En fin de compte, ce qui m'attriste le plus, c'est que beaucoup de suiveurs écartent d'emblée une hypothèse qui leur paraît sans doute trop naïve : et si la domination actuelle de quelques coureurs s'expliquait simplement par... l'existence d'une génération dorée de champions ? Quelqu'un mentionnait le tennis et je trouve très bonne la comparaison. Pourquoi ne pourrions-nous pas avoir en cyclisme l'équivalent à la génération Federer/Nadal/Djokovic en tennis ? Ces trois joueurs se sont rendus plus forts mutuellement en s'affrontant, les rendant quasiment hors d'atteinte pour les autres. J'ai le sentiment qu'un processus similaire se produit en cyclisme à travers les rivalités entre Vingegaard et Pogacar sur le Tour, ou bien entre Van der Poel et Van Aert sur les flandriennes.

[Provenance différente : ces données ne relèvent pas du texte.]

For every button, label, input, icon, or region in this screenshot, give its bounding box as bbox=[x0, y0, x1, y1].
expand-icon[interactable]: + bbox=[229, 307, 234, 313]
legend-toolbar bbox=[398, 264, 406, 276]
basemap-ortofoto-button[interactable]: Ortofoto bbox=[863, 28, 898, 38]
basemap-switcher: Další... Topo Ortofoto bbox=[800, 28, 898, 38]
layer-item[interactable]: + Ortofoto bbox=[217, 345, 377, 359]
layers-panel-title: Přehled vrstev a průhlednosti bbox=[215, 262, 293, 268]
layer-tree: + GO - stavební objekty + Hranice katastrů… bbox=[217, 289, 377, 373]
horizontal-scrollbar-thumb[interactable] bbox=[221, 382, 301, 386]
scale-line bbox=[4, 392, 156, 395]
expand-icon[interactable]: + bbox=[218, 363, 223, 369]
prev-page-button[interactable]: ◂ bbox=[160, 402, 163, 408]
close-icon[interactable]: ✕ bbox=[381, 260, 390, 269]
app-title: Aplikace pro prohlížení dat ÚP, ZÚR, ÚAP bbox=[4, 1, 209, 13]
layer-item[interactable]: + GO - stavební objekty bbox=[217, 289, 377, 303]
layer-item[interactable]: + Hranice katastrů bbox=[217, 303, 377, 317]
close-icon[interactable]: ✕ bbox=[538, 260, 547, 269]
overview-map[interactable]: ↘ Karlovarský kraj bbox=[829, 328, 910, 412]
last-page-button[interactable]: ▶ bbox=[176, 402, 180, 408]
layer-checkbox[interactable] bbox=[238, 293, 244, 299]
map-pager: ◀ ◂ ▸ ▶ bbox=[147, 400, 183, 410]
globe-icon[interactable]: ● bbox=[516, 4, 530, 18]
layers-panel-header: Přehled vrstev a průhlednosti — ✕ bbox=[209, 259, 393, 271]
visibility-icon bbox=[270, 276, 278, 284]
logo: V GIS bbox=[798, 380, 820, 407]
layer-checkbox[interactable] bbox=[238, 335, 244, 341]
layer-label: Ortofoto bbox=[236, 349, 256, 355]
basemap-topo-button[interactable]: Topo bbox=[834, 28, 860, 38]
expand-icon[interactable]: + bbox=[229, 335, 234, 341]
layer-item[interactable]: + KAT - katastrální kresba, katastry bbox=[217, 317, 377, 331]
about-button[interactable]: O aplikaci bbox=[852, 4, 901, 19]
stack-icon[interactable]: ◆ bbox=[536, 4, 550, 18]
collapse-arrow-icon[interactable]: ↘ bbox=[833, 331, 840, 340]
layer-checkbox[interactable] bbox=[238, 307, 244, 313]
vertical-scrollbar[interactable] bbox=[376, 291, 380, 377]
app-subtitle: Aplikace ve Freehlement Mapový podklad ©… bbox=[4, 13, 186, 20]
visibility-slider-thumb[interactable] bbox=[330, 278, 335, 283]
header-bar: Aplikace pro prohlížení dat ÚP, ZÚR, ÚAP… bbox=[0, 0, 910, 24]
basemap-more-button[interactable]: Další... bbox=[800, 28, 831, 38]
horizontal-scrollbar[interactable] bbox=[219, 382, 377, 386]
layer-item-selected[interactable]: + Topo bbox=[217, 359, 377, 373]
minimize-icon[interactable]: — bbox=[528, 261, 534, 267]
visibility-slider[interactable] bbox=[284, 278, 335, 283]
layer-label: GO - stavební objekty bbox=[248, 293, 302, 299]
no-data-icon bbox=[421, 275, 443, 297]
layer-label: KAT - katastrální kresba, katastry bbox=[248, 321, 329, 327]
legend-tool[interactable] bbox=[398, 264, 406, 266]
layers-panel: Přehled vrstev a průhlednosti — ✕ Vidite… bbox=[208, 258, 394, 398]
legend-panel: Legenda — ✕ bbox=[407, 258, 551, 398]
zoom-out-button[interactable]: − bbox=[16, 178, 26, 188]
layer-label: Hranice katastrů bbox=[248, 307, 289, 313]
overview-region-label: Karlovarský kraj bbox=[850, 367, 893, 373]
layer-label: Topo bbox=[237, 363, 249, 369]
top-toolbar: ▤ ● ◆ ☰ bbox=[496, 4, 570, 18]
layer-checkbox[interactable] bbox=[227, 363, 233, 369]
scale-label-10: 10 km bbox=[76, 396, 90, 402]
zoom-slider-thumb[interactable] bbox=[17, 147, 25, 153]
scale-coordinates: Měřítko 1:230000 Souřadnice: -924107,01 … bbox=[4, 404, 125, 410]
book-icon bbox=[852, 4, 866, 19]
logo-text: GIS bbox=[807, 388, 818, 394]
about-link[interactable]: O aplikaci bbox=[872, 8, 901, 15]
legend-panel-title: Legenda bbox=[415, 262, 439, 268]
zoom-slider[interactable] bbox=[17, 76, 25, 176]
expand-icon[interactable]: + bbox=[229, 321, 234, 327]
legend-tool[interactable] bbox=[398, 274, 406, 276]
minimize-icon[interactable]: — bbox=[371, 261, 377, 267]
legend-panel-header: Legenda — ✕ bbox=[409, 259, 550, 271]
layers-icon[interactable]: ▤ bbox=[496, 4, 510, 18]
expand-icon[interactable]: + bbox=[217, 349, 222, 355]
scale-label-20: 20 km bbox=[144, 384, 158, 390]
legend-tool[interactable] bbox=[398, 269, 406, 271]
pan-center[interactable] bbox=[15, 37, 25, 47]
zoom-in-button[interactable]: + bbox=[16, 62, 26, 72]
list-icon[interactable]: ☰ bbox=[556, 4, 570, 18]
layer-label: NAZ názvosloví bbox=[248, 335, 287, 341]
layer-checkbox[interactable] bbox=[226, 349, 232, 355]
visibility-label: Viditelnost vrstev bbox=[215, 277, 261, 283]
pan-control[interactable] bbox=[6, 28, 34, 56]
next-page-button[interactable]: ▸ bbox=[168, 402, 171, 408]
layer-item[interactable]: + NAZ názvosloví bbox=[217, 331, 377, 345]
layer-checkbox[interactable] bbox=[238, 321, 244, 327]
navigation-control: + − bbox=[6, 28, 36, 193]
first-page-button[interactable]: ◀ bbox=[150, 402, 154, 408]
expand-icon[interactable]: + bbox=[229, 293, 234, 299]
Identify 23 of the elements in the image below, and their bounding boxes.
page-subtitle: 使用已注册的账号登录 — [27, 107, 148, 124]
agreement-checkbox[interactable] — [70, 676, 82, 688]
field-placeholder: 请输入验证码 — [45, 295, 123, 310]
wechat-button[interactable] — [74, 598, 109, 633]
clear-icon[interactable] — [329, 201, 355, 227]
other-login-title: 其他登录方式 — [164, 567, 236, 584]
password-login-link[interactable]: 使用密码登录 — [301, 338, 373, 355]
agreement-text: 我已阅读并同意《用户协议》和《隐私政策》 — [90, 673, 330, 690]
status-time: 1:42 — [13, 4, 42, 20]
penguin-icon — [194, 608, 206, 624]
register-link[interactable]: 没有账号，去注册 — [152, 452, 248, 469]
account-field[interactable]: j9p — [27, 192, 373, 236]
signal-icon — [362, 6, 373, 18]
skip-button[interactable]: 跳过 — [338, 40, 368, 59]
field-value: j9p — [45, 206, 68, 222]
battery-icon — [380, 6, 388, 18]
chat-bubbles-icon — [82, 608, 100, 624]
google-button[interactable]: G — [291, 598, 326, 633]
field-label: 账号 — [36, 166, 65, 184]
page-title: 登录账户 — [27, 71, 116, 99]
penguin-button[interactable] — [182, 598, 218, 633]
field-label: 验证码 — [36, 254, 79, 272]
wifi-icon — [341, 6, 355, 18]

Pour conclure et simplement apporter une voix un peu différente : j'ai beaucoup apprécié cette campagne de classiques et je me réjouis d'avoir des champions de la qualité de Van der Poel ou Pogacar. Bien sûr, j'aurais aimé que Van Aert et Evenepoel soient là pour les challenger et apporter plus de suspense dans le final des courses. Mais nous avons eu droit à des exploits solitaires de très haut niveau. Profitons-en, je pense que nous ne rendons pas compte de la chance que nous avons d'avoir une génération aussi exceptionnelle. Le cyclisme risque de nous paraître aussi fade après eux que le tennis peut l'être aujourd'hui après les départs en retraite de Federer et Nadal.